L'ambassadrice des Etats-Unis à Varsovie Georgette Mosbacher. REUTERS/Kacper Pempel
Washington prévoit de renforcer sa présence militaire en Pologne, qui se sent menacée par la Russie, au-delà du contingent actuel des 4.000 hommes déployés dans le pays, a indiqué mercredi l'ambassadrice des Etats-Unis à Varsovie.
L'augmentation des effectifs militaires "sera significative", de l'ordre de plusieurs centaines, a indiqué l'ambassadrice Georgette Mosbacher au Financial Times, avant le début d'une conférence mercredi qui réunit une soixantaine de pays à Varsovie.

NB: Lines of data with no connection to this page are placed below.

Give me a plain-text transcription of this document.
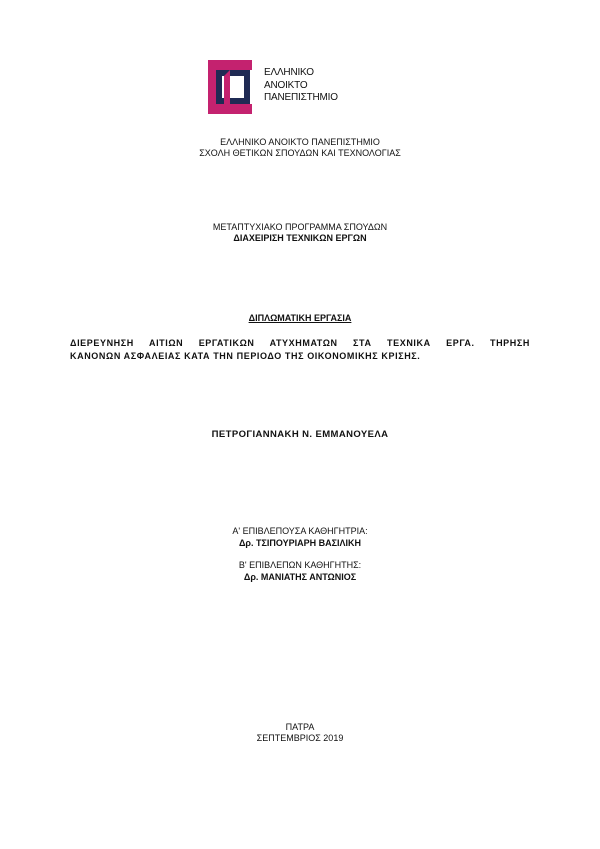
ΕΛΛΗΝΙΚΟ
ΑΝΟΙΚΤΟ
ΠΑΝΕΠΙΣΤΗΜΙΟ
ΕΛΛΗΝΙΚΟ ΑΝΟΙΚΤΟ ΠΑΝΕΠΙΣΤΗΜΙΟ
ΣΧΟΛΗ ΘΕΤΙΚΩΝ ΣΠΟΥΔΩΝ ΚΑΙ ΤΕΧΝΟΛΟΓΙΑΣ
ΜΕΤΑΠΤΥΧΙΑΚΟ ΠΡΟΓΡΑΜΜΑ ΣΠΟΥΔΩΝ
ΔΙΑΧΕΙΡΙΣΗ ΤΕΧΝΙΚΩΝ ΕΡΓΩΝ
ΔΙΠΛΩΜΑΤΙΚΗ ΕΡΓΑΣΙΑ
ΔΙΕΡΕΥΝΗΣΗ ΑΙΤΙΩΝ ΕΡΓΑΤΙΚΩΝ ΑΤΥΧΗΜΑΤΩΝ ΣΤΑ ΤΕΧΝΙΚΑ ΕΡΓΑ. ΤΗΡΗΣΗ
ΚΑΝΟΝΩΝ ΑΣΦΑΛΕΙΑΣ ΚΑΤΑ ΤΗΝ ΠΕΡΙΟΔΟ ΤΗΣ ΟΙΚΟΝΟΜΙΚΗΣ ΚΡΙΣΗΣ.
ΠΕΤΡΟΓΙΑΝΝΑΚΗ Ν. ΕΜΜΑΝΟΥΕΛΑ
Α' ΕΠΙΒΛΕΠΟΥΣΑ ΚΑΘΗΓΗΤΡΙΑ:
Δρ. ΤΣΙΠΟΥΡΙΑΡΗ ΒΑΣΙΛΙΚΗ
Β' ΕΠΙΒΛΕΠΩΝ ΚΑΘΗΓΗΤΗΣ:
Δρ. ΜΑΝΙΑΤΗΣ ΑΝΤΩΝΙΟΣ
ΠΑΤΡΑ
ΣΕΠΤΕΜΒΡΙΟΣ 2019
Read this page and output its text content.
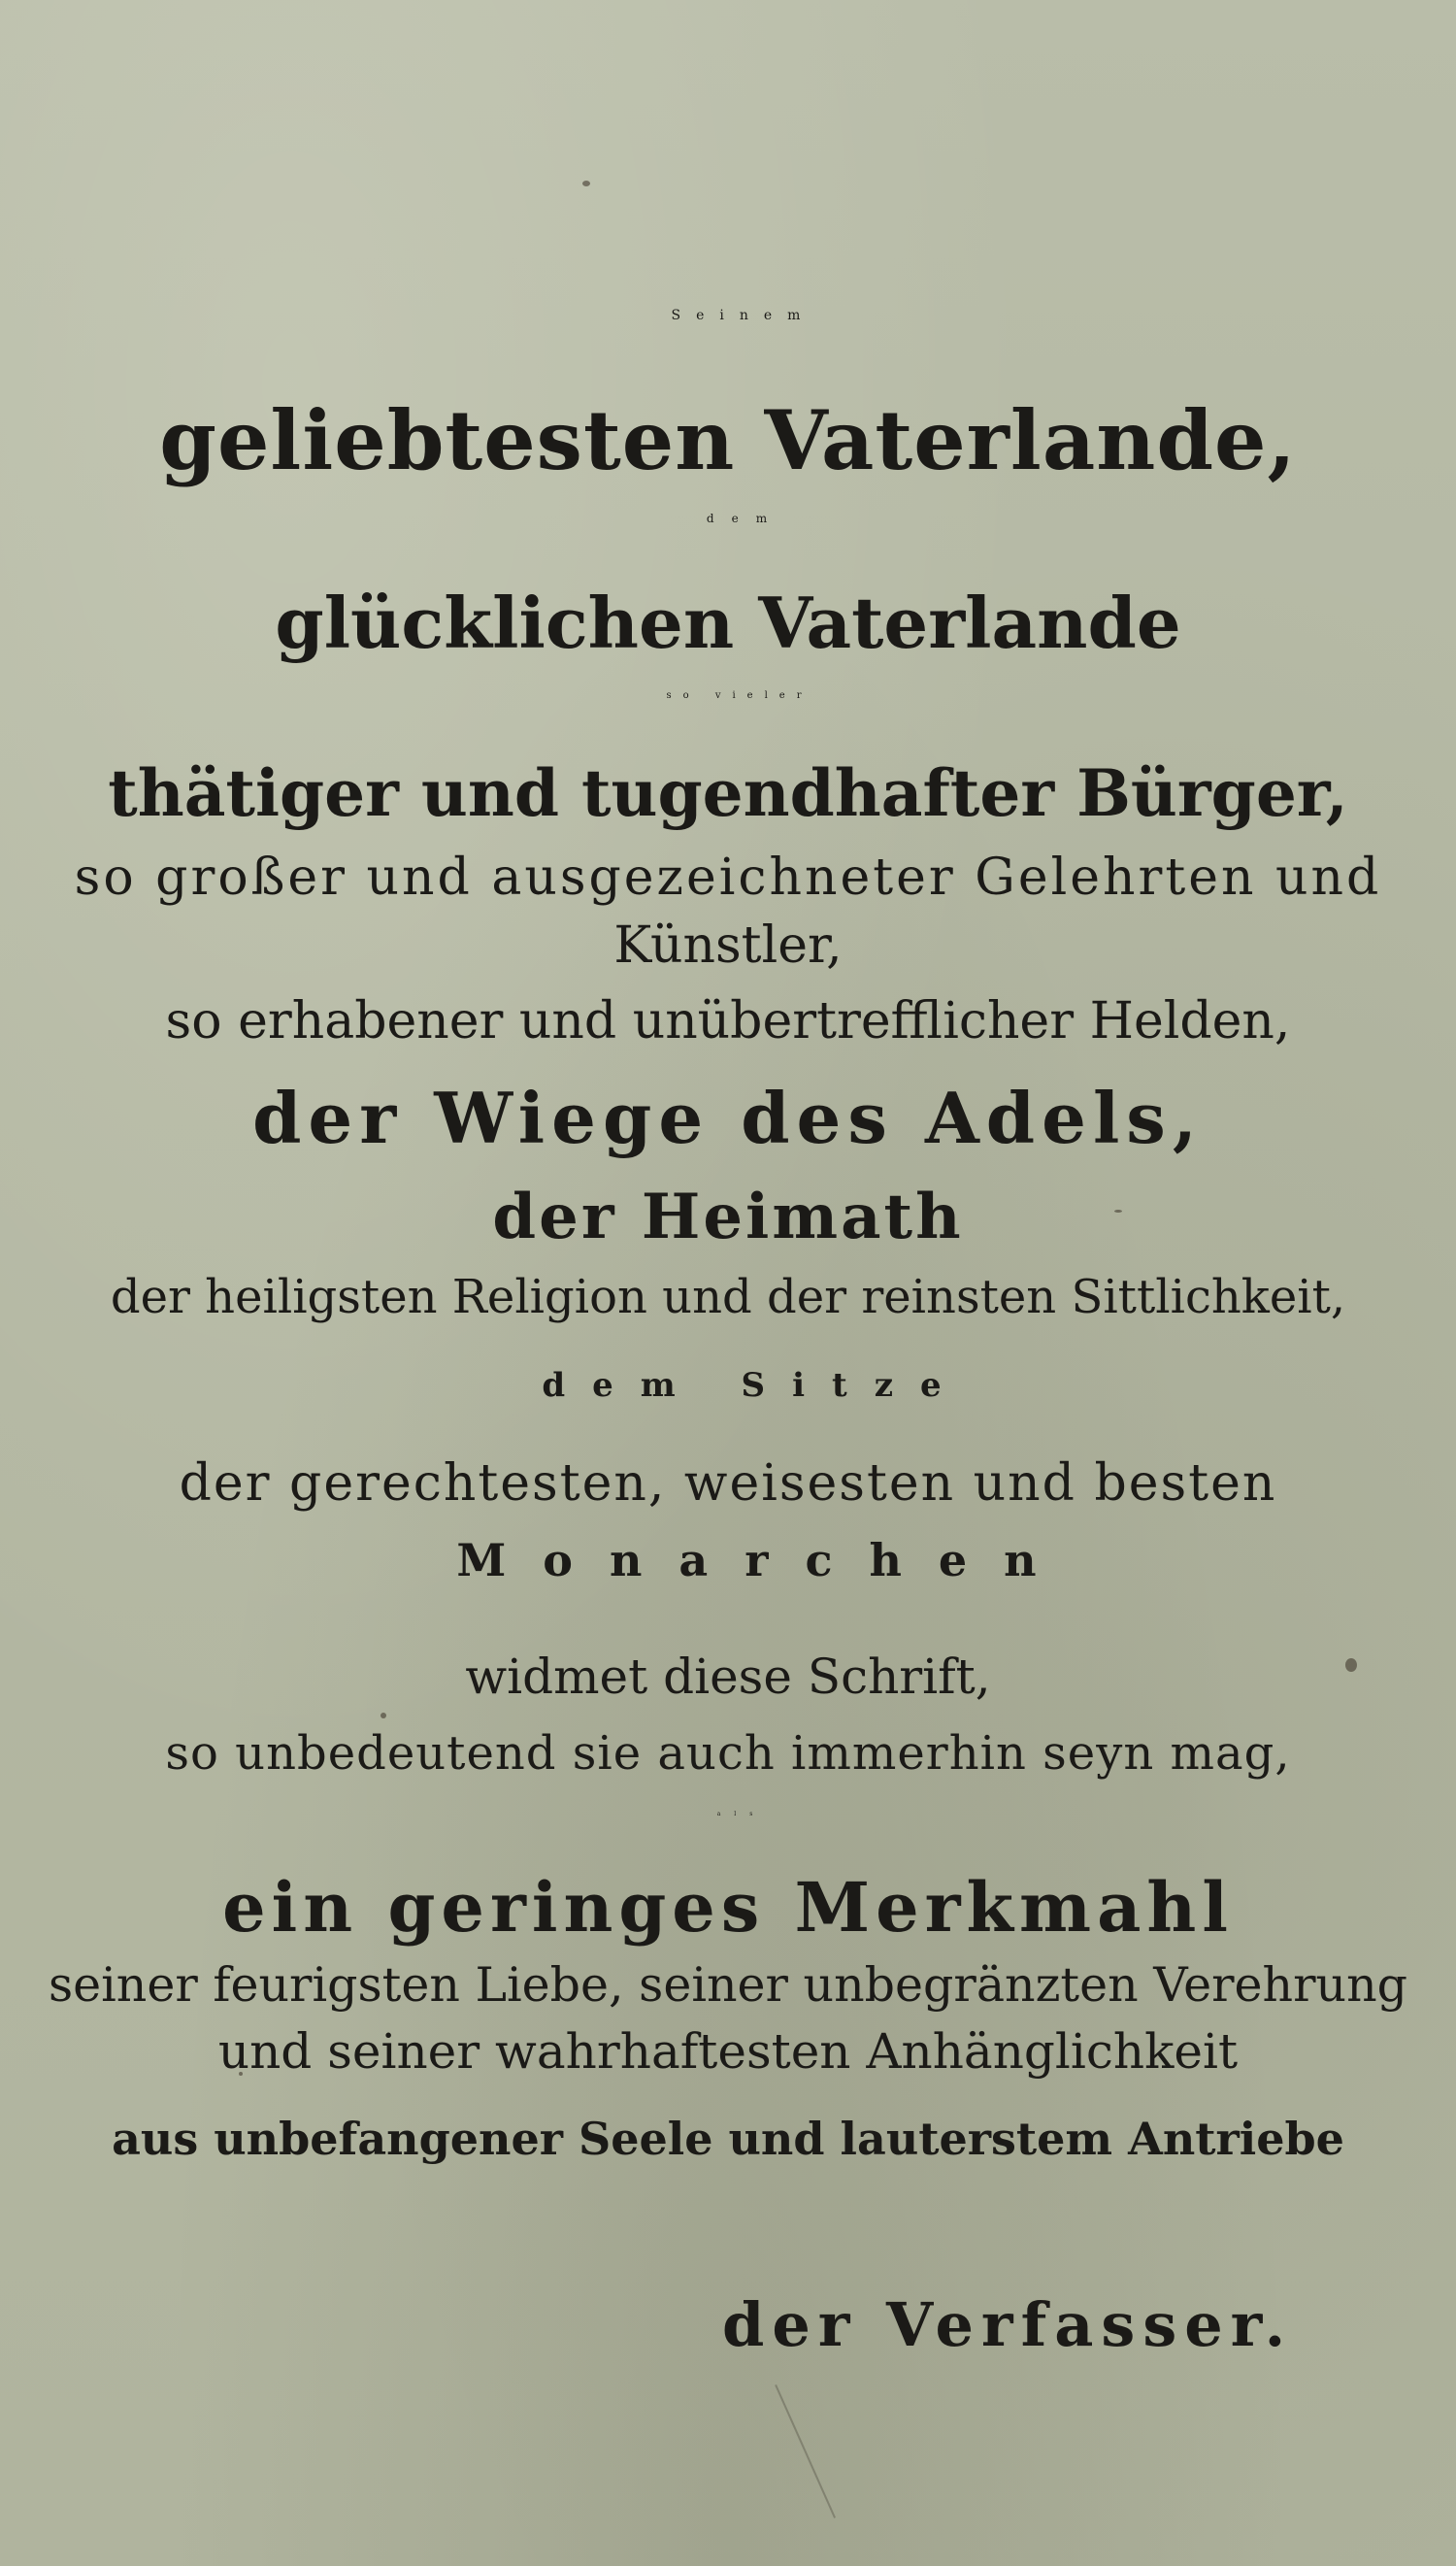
Seinem
geliebtesten Vaterlande,
dem
glücklichen Vaterlande
so vieler
thätiger und tugendhafter Bürger,
so großer und ausgezeichneter Gelehrten und
Künstler,
so erhabener und unübertrefflicher Helden,
der Wiege des Adels,
der Heimath
der heiligsten Religion und der reinsten Sittlichkeit,
dem Sitze
der gerechtesten, weisesten und besten
Monarchen
widmet diese Schrift,
so unbedeutend sie auch immerhin seyn mag,
als
ein geringes Merkmahl
seiner feurigsten Liebe, seiner unbegränzten Verehrung
und seiner wahrhaftesten Anhänglichkeit
aus unbefangener Seele und lauterstem Antriebe
der Verfasser.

Elle n'a pas précisé quand ces renforts seraient déployés.
Le gouvernement conservateur polonais multiplie des efforts auprès de Washington pour qu'une base américaine soit installée sur le sol polonais, où des soldats américains stationnent déjà par rotations dans le cadre des opérations de l'OTAN. Il s'était dit prêt à débourser au moins deux milliards de dollars pour cette implantation.
Le vice-ministre de la Défense Mark Esper avait toutefois estimé en septembre que la Pologne n'était pas encore prête à accueillir une base militaire américaine permanente, notamment en raison de l'insuffisance des espaces proposés pour permettre un entraînement adéquat des soldats américains.
Selon Mme Moscbacher, le Pentagone privilégie le déploiement d'unités "par rotations", de façon "souple", "plutôt (qu'une base) où vous avez des hôpitaux, des logements et où vous faites venir votre famille".
Les Etats-Unis et la Pologne ont convoqué jusqu'à jeudi à Varsovie une conférence internationale destinée à "promouvoir un avenir de paix et de sécurité au Moyen-Orient".
Le vice-président américain Mike Pence et le président Andrzej Duda doivent aussi signer mercredi un contrat prévoyant l'achat par Varsovie de lance-roquettes mobiles HIMARS pour 414 millions de dollars (365 M EUR).
En mars dernier, la Pologne a acheté pour 4,75 milliards de dollars (3,8 mds EUR) le système antimissile américain Patriot, destiné à renforcer sa défense anti-aérienne.
Pour la Pologne, qui se sent menacée par la Russie, en particulier depuis l'annexion en 2014 de la péninsule ukrainienne de Crimée, l'installation d'une base américaine sur son sol rendrait le pays inattaquable.
A la demande notamment de la Pologne et des pays baltes, l'OTAN a déployé en 2017 dans ces pays quatre bataillons multinationaux, qui stationnent sur le flanc oriental de l'Alliance.